そもそもこの依頼は、昆虫型魔物の討伐ではなかった。実は「畑を荒らす魔物が居るから、退治してほしい」という程度の依頼だったのである。そして畑を荒らす魔物は居た。鳥型の魔物である。その魔物はあっさり倒す事ができたものの、捕食者である鳥型の魔物の存在が感じられなくなったことで、どこからともなく昆虫型の魔物がわらわらと湧いて出てきたのである。
「やっぱり、サナエが今のところ一番のようですね。」
「実家は剣術を教えているそうなのです。でなければ、そもそも連れて来ないのです。」
マクスウェルとアルテリアが生徒達を評する。今日も昨日と同じように、縛りを設けて依頼をクリアさせているが、現時点での評価は次の通りであった。
剣技:早苗 > 実 = サフィアス > ディバイン
攻撃魔法:実 > サフィアス > ディバイン
防御魔法:実 >= ディバイン > サフィアス
魔力:実 > ディバイン >= サフィアス > 早苗
早苗は魔力保有量が少ない為、魔法が使えない。その代り、剣術の腕は他の三人に比べて頭一つどころか、かなり抜け出ていた。魔法に関しては、魔力保有量の差もあってか、実がかなり強力で、次いで攻撃はサフィアス、防御はディバインが続く。この二人は良いコンビだし、もっと鍛えれば騎士団でもかなりのところに行ける実力を発揮できそうだ。
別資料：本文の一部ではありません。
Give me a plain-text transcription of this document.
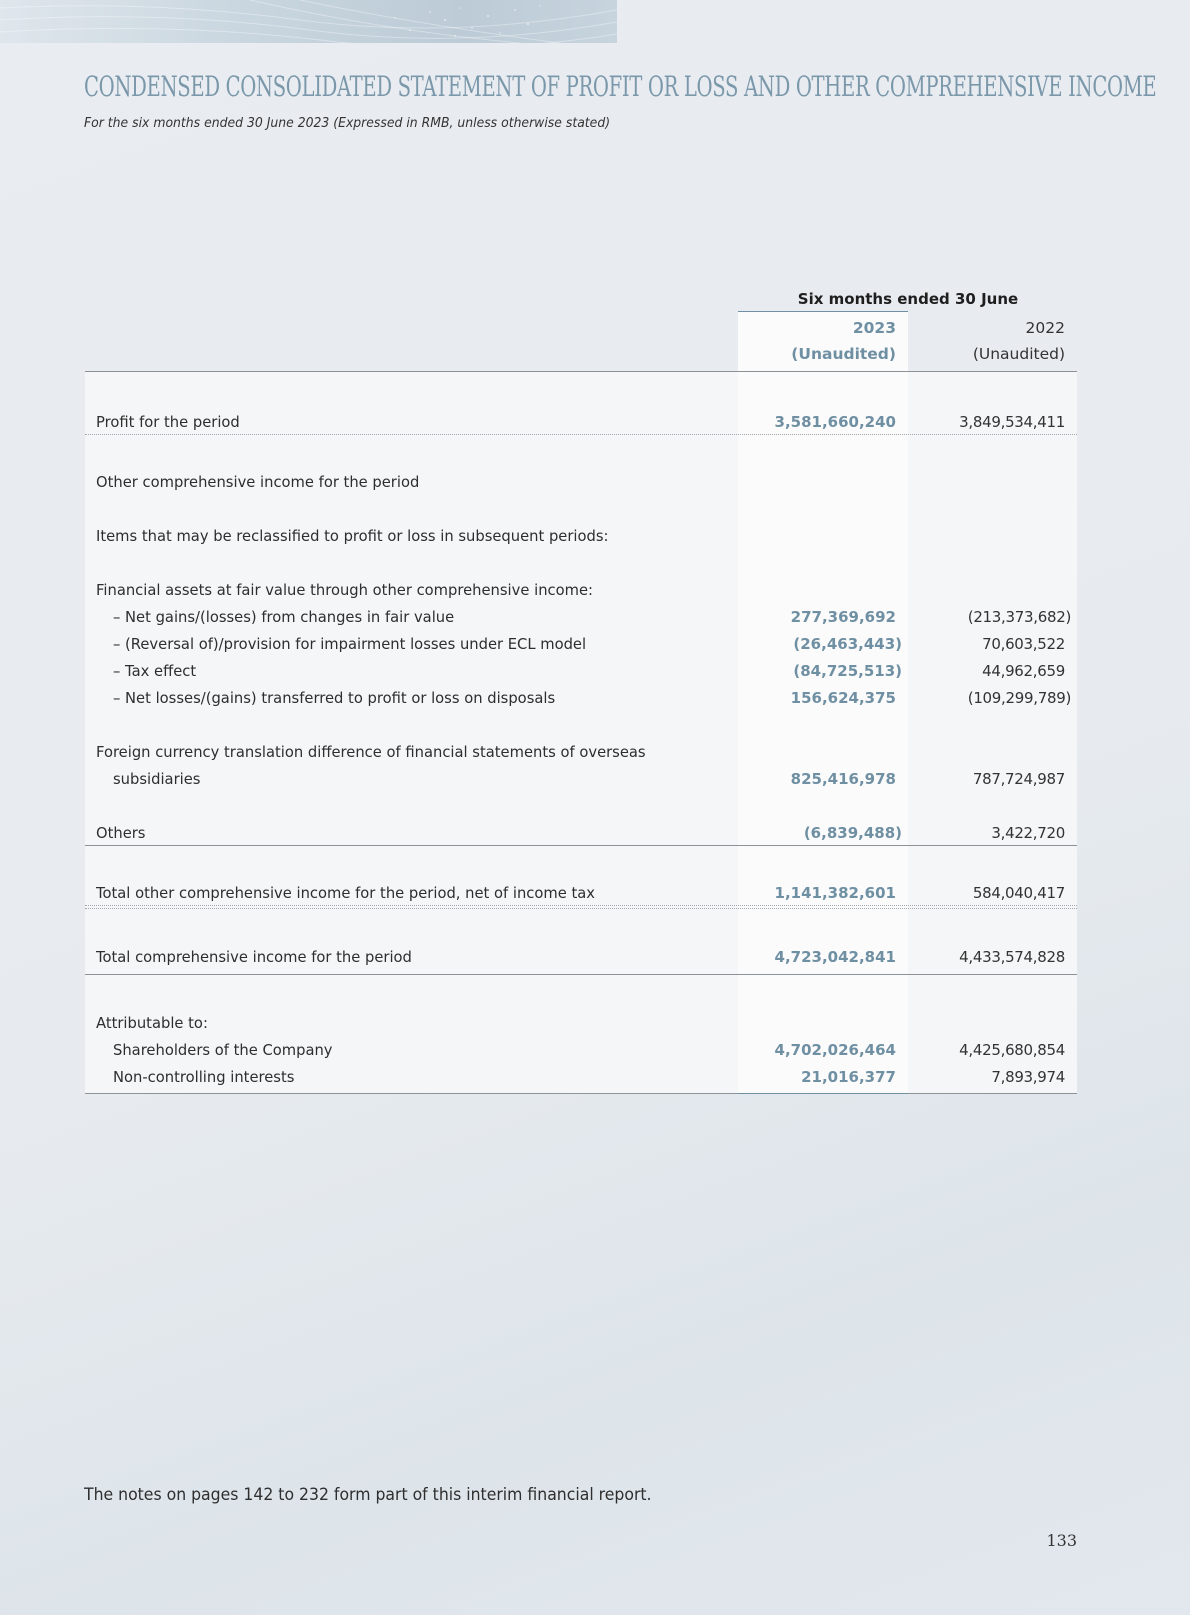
CONDENSED CONSOLIDATED STATEMENT OF PROFIT OR LOSS AND OTHER COMPREHENSIVE INCOME
For the six months ended 30 June 2023 (Expressed in RMB, unless otherwise stated)
Six months ended 30 June
2023	2022
(Unaudited)	(Unaudited)
Profit for the period	3,581,660,240	3,849,534,411
Other comprehensive income for the period
Items that may be reclassified to profit or loss in subsequent periods:
Financial assets at fair value through other comprehensive income:
– Net gains/(losses) from changes in fair value	277,369,692	(213,373,682)
– (Reversal of)/provision for impairment losses under ECL model	(26,463,443)	70,603,522
– Tax effect	(84,725,513)	44,962,659
– Net losses/(gains) transferred to profit or loss on disposals	156,624,375	(109,299,789)
Foreign currency translation difference of financial statements of overseas
subsidiaries	825,416,978	787,724,987
Others	(6,839,488)	3,422,720
Total other comprehensive income for the period, net of income tax	1,141,382,601	584,040,417
Total comprehensive income for the period	4,723,042,841	4,433,574,828
Attributable to:
Shareholders of the Company	4,702,026,464	4,425,680,854
Non-controlling interests	21,016,377	7,893,974
The notes on pages 142 to 232 form part of this interim financial report.
133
「思わぬ拾い物ですな。あの二人には、学院経由で話をしておきましょうか。」
「できれば、実とはずっと友達でいてほしいのです。」
「そうですね、鍛えて、使えそうなら近衛騎士団にスカウトさせましょう。」
単に仲が良いだけではダメなんですよ、とマクスウェルは苦笑交じりで答えた。
そうこうしているうちに、実がカブトムシの頭と胴体の間に剣を突き立てる。それまでも、この首に当たる部分を重点的に攻めていたため、漸く頭と胴体を切り離すことに成功した。
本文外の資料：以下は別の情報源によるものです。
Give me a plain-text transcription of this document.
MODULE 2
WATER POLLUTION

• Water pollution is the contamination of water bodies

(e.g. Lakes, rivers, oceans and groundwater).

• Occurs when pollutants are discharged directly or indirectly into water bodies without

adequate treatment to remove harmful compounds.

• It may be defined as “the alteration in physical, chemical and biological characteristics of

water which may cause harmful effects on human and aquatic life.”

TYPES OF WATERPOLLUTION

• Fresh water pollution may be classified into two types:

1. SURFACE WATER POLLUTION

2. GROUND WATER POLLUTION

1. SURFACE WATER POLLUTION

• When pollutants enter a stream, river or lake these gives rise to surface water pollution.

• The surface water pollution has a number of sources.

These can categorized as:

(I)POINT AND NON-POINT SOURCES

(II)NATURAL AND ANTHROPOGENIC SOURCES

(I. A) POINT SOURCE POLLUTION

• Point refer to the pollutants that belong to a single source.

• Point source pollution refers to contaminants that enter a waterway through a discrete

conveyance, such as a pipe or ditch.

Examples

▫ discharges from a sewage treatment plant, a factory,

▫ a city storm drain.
それを見たディバインが、次の魔物を一匹だけ実の前に通す。
サフィアスもカマキリの片方の鎌を漸く斬り飛ばし、そちらの方へ回り込むことで死角から攻撃を加え続けることに成功している。
早苗は、既に昆虫タイプの魔物への対処法を身につけたらしく、三匹目の魔物と戦っていた。常に相手の死角へ回り込みつつ、剣や投げナイフで目や触覚を傷つける。そして、最後は死角より頭を切り落とし、そのまま邪魔にならないよう外側へ蹴り飛ばす。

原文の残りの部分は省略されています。